Offices have always been garbage. It’s why they’ve been lampooned in both subtle and excoriating ways in films from “The Apartment” to “Office Space” and, more recently, Apple+'s “Severance.”
Why agencies need to leave the office and broken work cultures behind
And yet, before the pandemic we still all pushed the idea that they were the connective fiber that held our work worlds together. They were houses of culture, large people colliders of spontaneous creative interactions.
We now know this to be BS. Almost all of us worked in an "open concept" space, an absolutely discredited idea founded on the belief that increased interactions would promote collaboration and spontaneous moments of genius. What it actually promoted was distraction and resentment and hushed death threats against whoever heated tilapia in the microwave.
Beyond kitchen miasma, offices are dumb for a bunch of reasons, and I think the one that most needs to be addressed is that they are built around the billable hour. At its core, the office is about validating that we can physically see people putting in the hours we use to bill our clients. It’s a container for the time we use as the driver of our value. It's an ant farm we can show off: Look at them go!
But hours and output are not related and we all know that now. Many of you have worked with brilliant people who came up with terrific ideas before the planner even finished briefing them. And you’ve worked with people that couldn’t come up with a good idea if someone else gave it to them. Which someone did. And then both of their names went on the credits simply because they were in the same room at the same time.
So I’ve been surprised lately to hear of so many people in the industry crafting and enforcing return-to-office policies. In response there are the TikTok horror stories of mousetracking software and the rise of quiet quitting as employees react to a discredited managerial style that is trying to assert itself as it confronts its own extinction.
Most of us have tried to usher clients through digital transformation for their industry, so in the interest of trying to usher ourselves through our own transformation, I'm suggesting three opportunities to do so.
Ask your people what they want, then turn your office into that
Our offices were never our product—as agencies, at best they were a feature. But Razor scooters, Keurig machines, and David LaChappelle prints aren’t as alluring as we thought.
So what is the value of an office? Ask your people: Do they want to go back? What do they want from it? How do they want to use a gathering space?
Get the planners on it; it’s time for some market research on ourselves. We did this at my agency, and these were the results: 0% of people wanted to go back. Now you’ll hear some people say things like, “I actually liked my commute. It gives me time to think." You know what else does that? Giving yourself time to think. No need to get the MTA involved.
It's time to separate the need from the want here. Vox wrote about a study with some interesting results. Yours may vary, but what you will find in your results is the blueprint for what your office could become.
Become part video game
My people have been clear about what they don’t want: an office. So what do they want? They want to do a good job. They want to be a part of an agency with a perspective, and codes of conduct, and ways of doing things. They want process, and opportunity. They want to feel supported, nurtured, and part of something.

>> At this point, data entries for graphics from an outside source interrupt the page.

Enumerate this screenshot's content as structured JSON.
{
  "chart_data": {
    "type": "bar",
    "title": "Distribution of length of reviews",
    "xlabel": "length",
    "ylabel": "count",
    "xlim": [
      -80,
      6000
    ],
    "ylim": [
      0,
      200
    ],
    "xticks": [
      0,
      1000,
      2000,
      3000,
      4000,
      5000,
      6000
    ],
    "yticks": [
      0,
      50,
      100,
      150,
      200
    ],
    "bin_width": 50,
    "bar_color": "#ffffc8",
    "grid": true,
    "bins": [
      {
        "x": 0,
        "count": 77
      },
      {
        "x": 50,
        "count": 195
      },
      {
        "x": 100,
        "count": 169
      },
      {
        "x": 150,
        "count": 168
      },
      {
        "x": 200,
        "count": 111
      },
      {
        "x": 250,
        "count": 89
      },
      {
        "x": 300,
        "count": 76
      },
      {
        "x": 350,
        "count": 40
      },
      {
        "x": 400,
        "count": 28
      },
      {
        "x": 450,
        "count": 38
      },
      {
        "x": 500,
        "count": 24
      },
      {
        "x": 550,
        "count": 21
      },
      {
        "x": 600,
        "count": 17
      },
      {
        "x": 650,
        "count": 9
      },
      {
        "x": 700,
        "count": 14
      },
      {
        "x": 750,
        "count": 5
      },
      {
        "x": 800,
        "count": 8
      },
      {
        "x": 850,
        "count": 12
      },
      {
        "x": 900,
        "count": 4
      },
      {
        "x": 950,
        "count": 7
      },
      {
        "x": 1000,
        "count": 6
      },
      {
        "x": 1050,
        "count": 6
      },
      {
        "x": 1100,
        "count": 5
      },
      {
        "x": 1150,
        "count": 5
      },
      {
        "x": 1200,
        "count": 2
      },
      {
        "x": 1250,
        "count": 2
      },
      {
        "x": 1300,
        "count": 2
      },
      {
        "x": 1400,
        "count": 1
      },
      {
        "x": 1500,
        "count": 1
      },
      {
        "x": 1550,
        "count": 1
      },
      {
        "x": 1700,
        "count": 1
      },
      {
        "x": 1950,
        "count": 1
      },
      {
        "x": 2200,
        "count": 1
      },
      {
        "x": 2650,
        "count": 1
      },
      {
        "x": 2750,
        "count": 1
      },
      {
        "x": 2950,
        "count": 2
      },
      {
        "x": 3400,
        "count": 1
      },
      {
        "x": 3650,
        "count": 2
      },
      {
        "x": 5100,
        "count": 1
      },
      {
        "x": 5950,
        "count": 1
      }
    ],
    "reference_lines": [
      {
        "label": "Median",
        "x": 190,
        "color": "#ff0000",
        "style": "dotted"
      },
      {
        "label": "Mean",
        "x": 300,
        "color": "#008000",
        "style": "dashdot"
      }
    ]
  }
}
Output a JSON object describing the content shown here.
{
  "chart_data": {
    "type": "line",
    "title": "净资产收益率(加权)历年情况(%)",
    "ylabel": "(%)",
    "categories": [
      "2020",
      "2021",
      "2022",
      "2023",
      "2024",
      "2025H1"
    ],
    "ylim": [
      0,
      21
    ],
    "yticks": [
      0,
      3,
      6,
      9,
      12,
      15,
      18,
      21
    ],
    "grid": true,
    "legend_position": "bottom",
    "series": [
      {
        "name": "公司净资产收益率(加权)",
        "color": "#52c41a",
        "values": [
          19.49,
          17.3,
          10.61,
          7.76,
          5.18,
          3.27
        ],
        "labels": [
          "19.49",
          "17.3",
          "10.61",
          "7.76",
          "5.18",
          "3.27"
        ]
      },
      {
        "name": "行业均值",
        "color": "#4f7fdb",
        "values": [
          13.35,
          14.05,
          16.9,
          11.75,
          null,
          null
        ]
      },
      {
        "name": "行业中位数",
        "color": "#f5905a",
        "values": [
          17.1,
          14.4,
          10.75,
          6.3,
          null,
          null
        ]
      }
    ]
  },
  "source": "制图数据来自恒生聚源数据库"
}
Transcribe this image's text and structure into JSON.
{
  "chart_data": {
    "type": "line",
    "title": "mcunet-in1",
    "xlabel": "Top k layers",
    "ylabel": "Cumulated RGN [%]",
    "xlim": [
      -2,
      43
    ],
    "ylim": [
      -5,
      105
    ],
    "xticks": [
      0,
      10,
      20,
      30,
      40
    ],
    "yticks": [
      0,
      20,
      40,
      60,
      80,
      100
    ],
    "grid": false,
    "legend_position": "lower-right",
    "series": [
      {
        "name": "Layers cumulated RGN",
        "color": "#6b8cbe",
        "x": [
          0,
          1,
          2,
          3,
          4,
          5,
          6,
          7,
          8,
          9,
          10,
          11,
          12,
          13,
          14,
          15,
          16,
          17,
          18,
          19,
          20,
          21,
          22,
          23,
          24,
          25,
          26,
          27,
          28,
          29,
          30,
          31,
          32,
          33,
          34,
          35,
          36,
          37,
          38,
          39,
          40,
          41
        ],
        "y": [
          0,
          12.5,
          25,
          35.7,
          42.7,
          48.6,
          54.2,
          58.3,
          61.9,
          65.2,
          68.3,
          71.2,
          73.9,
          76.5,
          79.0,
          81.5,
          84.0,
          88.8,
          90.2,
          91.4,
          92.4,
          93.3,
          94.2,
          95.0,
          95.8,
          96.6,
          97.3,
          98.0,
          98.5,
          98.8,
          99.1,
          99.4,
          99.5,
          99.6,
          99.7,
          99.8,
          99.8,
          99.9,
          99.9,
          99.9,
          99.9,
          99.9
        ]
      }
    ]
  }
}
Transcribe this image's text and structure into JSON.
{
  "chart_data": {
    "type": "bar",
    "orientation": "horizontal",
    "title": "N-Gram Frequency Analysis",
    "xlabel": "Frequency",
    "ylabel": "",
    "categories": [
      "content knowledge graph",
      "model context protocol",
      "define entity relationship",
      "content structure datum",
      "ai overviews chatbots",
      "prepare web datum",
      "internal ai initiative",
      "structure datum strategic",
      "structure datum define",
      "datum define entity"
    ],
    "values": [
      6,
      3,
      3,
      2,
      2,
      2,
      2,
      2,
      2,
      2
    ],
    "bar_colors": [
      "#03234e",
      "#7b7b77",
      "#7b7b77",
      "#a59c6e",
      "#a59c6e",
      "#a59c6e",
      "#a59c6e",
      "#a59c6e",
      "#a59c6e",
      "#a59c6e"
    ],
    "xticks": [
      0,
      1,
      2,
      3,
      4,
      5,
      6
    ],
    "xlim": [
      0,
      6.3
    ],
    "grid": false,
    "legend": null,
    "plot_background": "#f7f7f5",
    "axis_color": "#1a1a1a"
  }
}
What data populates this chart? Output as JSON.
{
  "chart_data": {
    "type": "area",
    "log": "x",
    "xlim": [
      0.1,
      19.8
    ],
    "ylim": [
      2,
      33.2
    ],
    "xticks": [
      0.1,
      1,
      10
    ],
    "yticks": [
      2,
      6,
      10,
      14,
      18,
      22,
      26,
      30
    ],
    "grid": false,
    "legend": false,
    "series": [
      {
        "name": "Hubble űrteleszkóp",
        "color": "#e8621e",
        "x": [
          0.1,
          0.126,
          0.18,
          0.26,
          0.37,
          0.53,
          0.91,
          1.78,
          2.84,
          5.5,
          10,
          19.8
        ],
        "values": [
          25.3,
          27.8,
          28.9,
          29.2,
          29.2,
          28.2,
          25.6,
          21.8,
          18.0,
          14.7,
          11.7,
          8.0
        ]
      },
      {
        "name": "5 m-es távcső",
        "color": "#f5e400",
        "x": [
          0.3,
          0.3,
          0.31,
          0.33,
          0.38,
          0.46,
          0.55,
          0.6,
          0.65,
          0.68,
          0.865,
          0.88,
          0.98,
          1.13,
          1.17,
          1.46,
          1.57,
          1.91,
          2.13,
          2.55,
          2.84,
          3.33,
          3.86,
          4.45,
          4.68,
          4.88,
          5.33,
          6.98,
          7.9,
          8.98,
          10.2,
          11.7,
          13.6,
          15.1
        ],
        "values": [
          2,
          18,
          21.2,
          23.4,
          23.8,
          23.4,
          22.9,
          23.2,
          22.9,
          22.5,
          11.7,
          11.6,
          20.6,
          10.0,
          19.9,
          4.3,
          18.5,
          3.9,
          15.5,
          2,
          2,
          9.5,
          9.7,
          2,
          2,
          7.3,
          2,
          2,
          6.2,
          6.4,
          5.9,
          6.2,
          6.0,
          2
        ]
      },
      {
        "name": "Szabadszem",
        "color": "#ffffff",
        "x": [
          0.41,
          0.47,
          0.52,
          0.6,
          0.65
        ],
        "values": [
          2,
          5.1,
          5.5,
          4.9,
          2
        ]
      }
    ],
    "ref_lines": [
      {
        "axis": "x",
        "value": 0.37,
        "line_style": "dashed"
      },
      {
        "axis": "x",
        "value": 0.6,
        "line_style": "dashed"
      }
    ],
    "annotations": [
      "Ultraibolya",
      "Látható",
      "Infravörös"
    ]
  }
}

In order to do that, we have to develop agency operating systems for the modern age in place of the office. We’re not building from concrete, but from tech stacks that are intuitive. Not just Zoom, but Loom and Notion and Workamajig, Mesh, Trello and Copper. I’m working on exactly how that looks for us at our agency, and my team is enthusiastically helping, which I greatly appreciate.
I’m learning from people in adjacent industries where remote work has always been the norm. I took a remote learning class on building DTC brands. I’m stealing from that. Using new tools. Creating the new game board. Building in powerups. I’m asking myself if this agency was a video game, how would employees play it? Then I'm trying to build it like that.
Prioritize doing cool shit
As long as I have worked in this business I’ve heard the refrain from creatives, planners, account directors, everyone: “I just want to do cool shit.” Your office is not the carrot. It’s the stick. The cool shit is the carrot. If you offer people the opportunity to work on creatively stimulating, strategically challenging, culturally meaningful work, they’re gonna show up. And by show up I mean bring their full selves to the job, put in the extra effort, contribute to the culture, help each other, and give you their best effort from wherever they are.
No tracking software required, no seductive Razor scooters needed. If you make your people come to your office and you’re not giving them the opportunity to work on great stuff, they’ll still be working remotely—freelancing for someone else from inside your office.
Returning to the office is not the move. Building the new office is the move. Is it harder? Sure, we haven’t had to do this before. Is it more exciting? You bet. I don’t know if I’m going to succeed, but if I don’t, at least I won’t have to clean out my office.